Advocates from age 7 to 75 fanned out across the Hill. A total of 186 participants reached nearly half of all House districts and nearly 70 percent of the Senate. Republican, Democrat, Conservative, Liberal, Tea Party, Independent, appropriators and key committee chairs and members—we saw them all.
As the day wore on advocates forgot about what had been predicted to be going on outside and proudly carried our message from office to office. And curiously, despite the federal government snow day, nearly every office was open, every member present and every office staffed.
Not only that—apparently other, less hearty advocates for other causes were scared away by the predicted uber storm’s approach, so many offices were left wanting for visitors to occupy their day. Fragile X advocates seized the opportunity, accelerated their schedules, were granted longer, more substantive meetings, and even went to many offices asking for unscheduled visits. Normally they would only have expected to drop off a copy of our leave-behind folder, but on this Advocacy Day they were welcomed and in many (if not most) cases advocates secured productive time in these unscheduled visits as well.
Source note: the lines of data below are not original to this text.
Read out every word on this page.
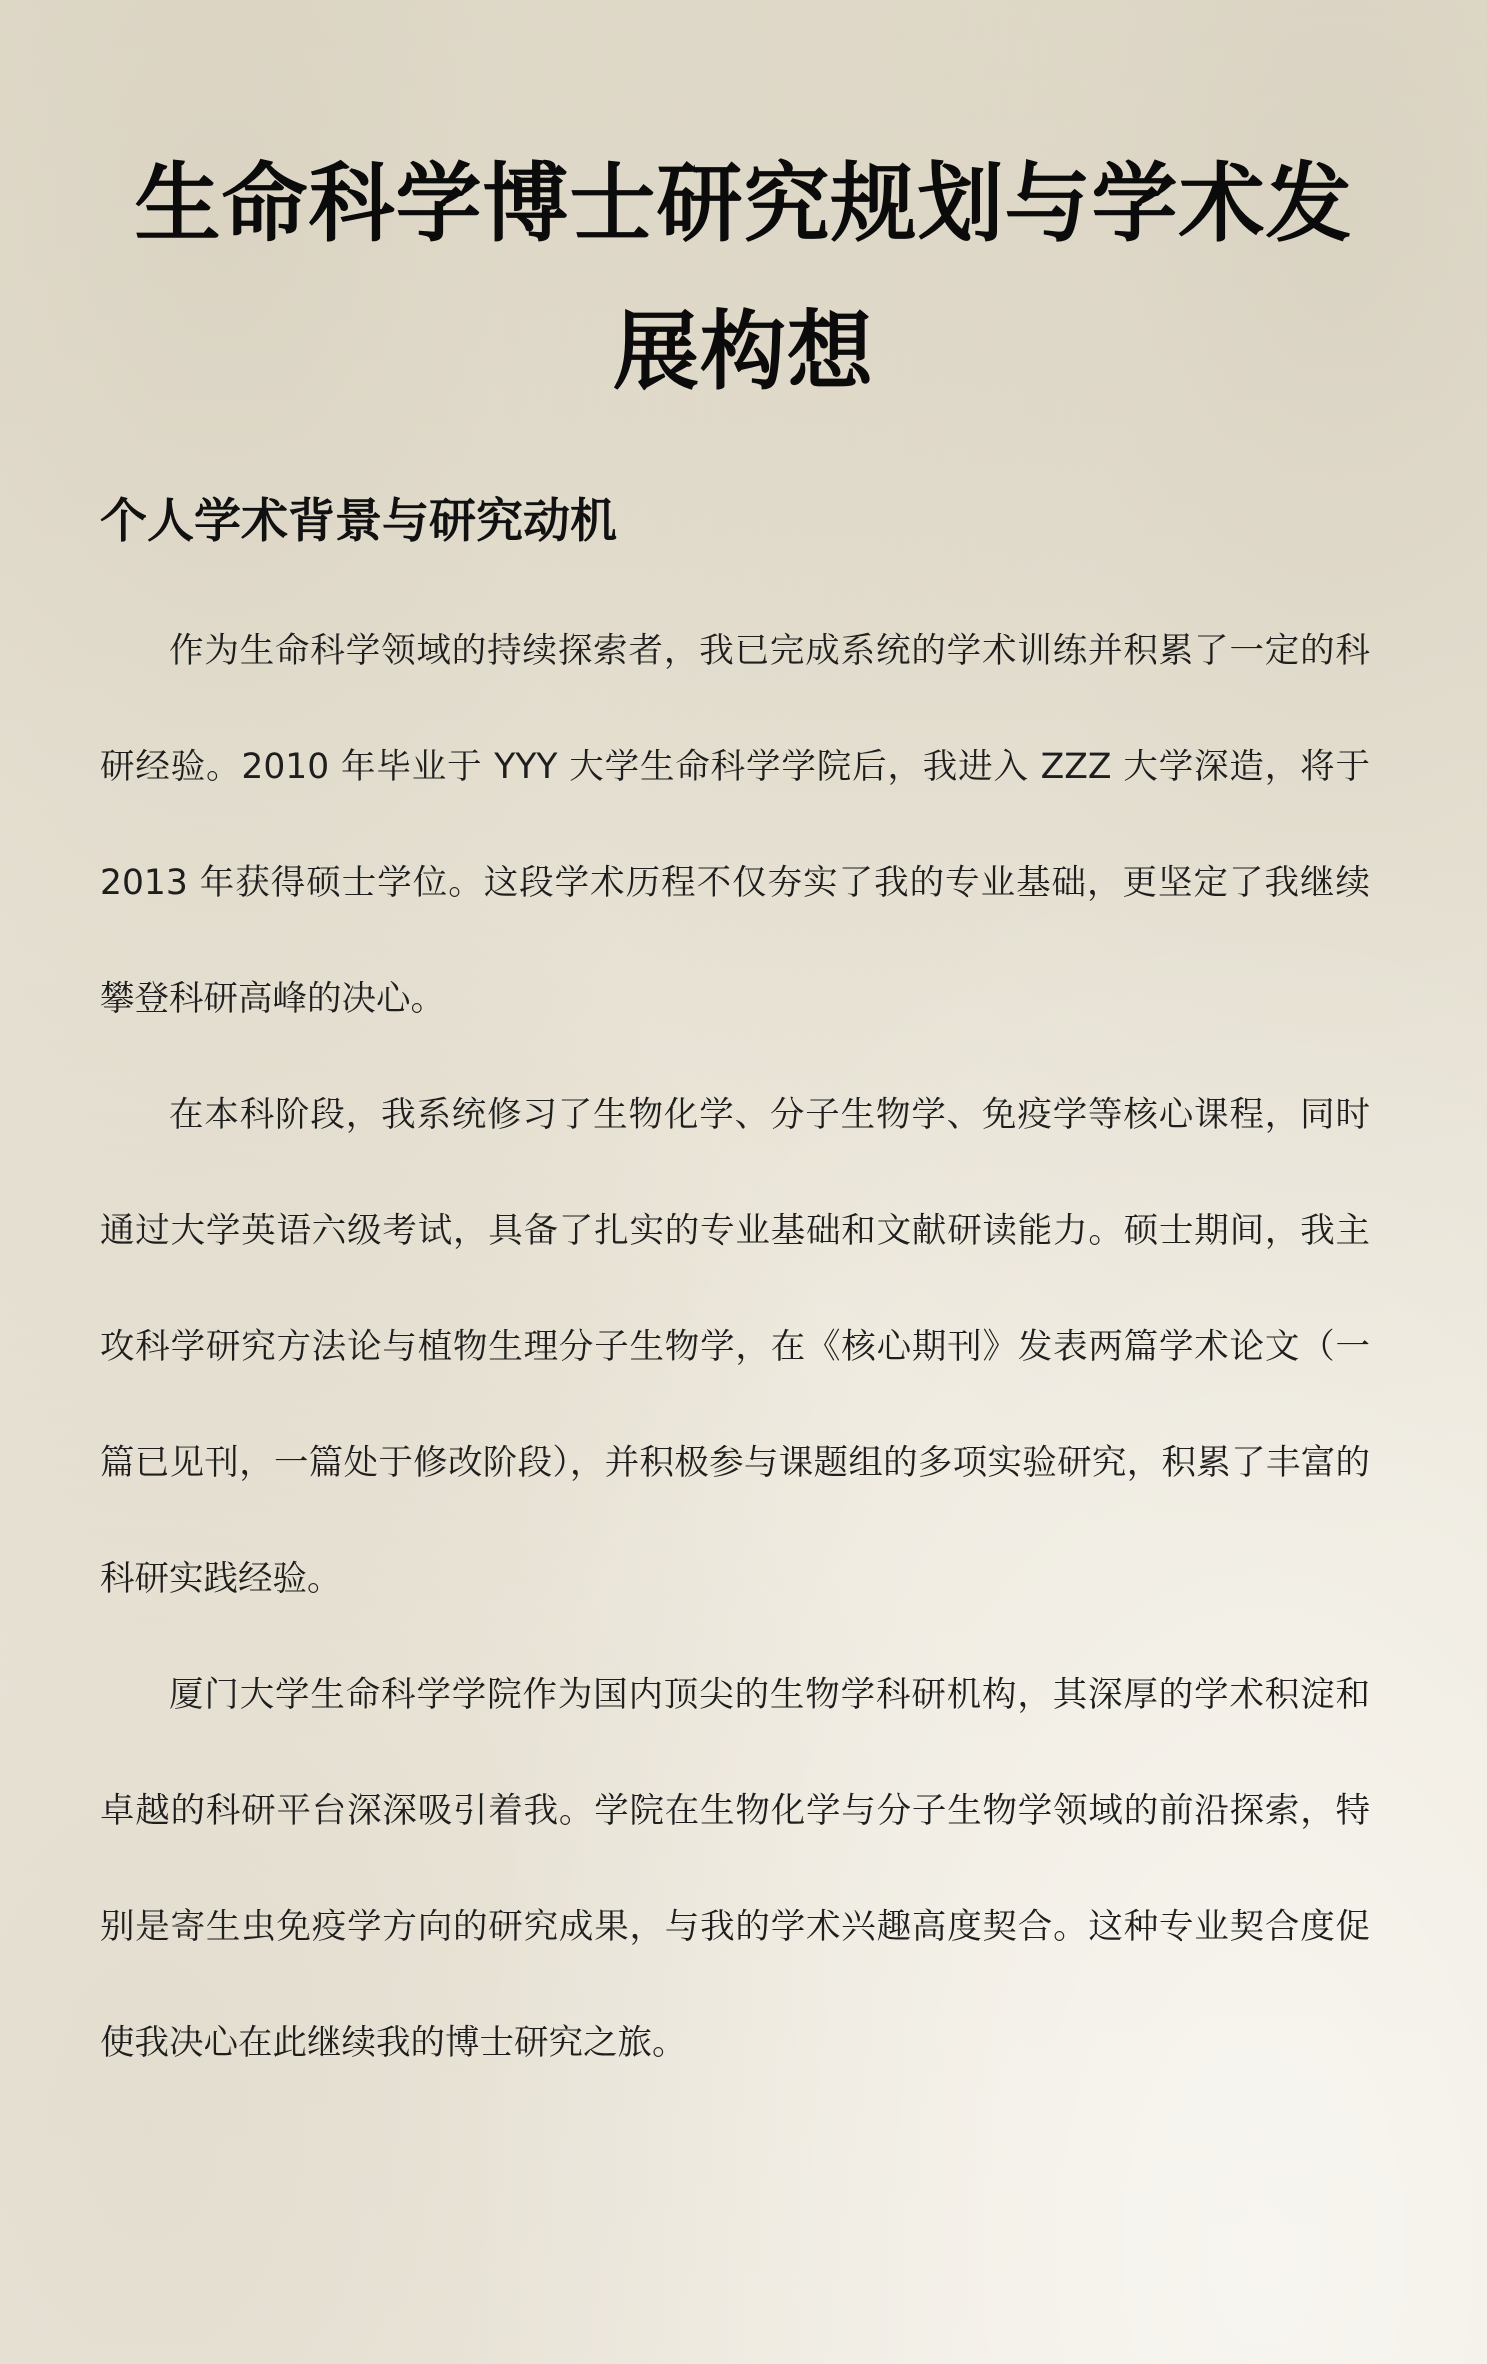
生命科学博士研究规划与学术发展构想
个人学术背景与研究动机

作为生命科学领域的持续探索者，我已完成系统的学术训练并积累了一定的科研经验。2010 年毕业于 YYY 大学生命科学学院后，我进入 ZZZ 大学深造，将于 2013 年获得硕士学位。这段学术历程不仅夯实了我的专业基础，更坚定了我继续攀登科研高峰的决心。

在本科阶段，我系统修习了生物化学、分子生物学、免疫学等核心课程，同时通过大学英语六级考试，具备了扎实的专业基础和文献研读能力。硕士期间，我主攻科学研究方法论与植物生理分子生物学，在《核心期刊》发表两篇学术论文（一篇已见刊，一篇处于修改阶段），并积极参与课题组的多项实验研究，积累了丰富的科研实践经验。

厦门大学生命科学学院作为国内顶尖的生物学科研机构，其深厚的学术积淀和卓越的科研平台深深吸引着我。学院在生物化学与分子生物学领域的前沿探索，特别是寄生虫免疫学方向的研究成果，与我的学术兴趣高度契合。这种专业契合度促使我决心在此继续我的博士研究之旅。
The Weather Channels’ master storm chaser Jim Cantore (proud father of two living with FX) was even in DC covering the end-of-the-world snowstorm. He would have loved to join his fellow FX parents but said he’d surely be too busy getting live shots of horizontal snow and people being blown down the streets by their inside-out umbrellas.
But as it turned out, at the end of the day, when FX advocates emerged from the House and Senate office buildings and the series of underground tunnels that connect them, the snow of the century had failed to arrive.
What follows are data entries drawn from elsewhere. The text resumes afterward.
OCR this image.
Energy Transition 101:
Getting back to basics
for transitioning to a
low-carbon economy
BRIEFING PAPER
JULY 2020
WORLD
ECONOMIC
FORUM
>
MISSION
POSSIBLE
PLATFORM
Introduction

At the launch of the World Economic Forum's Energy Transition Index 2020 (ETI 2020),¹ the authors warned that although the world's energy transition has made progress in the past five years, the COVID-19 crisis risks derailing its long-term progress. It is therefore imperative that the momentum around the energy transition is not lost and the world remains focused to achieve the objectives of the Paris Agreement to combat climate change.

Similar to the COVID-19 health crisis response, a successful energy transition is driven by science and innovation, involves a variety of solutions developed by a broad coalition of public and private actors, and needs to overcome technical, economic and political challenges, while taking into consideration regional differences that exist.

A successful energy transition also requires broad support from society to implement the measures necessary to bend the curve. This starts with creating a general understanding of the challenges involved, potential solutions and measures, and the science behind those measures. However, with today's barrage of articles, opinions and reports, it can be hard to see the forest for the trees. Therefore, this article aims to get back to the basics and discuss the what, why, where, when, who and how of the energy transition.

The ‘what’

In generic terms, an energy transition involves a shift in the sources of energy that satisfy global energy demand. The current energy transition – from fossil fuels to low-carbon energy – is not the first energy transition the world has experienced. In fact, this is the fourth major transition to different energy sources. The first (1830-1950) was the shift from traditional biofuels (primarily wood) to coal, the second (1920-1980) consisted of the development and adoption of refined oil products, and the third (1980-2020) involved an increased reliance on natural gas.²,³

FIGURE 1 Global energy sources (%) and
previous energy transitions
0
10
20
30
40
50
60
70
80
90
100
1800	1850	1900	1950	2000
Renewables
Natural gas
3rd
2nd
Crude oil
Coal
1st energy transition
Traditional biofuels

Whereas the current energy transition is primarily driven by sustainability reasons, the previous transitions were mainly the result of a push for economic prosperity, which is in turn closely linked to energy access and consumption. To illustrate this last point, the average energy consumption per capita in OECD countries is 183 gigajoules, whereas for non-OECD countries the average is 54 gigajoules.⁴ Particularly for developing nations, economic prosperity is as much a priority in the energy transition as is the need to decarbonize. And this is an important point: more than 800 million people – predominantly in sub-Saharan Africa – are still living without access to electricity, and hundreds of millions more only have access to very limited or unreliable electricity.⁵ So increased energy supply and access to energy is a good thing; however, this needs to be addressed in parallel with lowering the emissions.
The NFXF’s 10th Annual Advocacy Day turned out to be our best-attended ever. We checked in with all of our old friends on the Hill and welcomed all of the new Members of Congress with the hope of one day making them friends of FX as well. We hand-carried groundbreaking new science summaries further connecting FX and autism, and we made the case for commonsense funding strategies in tough economic times. We sought co-sponsors for the ABLE and TEAM acts and we were proud ambassadors for our family members impacted by FX.
Although Advocacy Day 2013 is behind us now, we know that our work has just begun for the 2013-2014 funding cycle. We survived the blizzard that wasn’t and all the hysteria that accompanied it. But we have always been survivors.
If we can take on FX, what’s a little snow?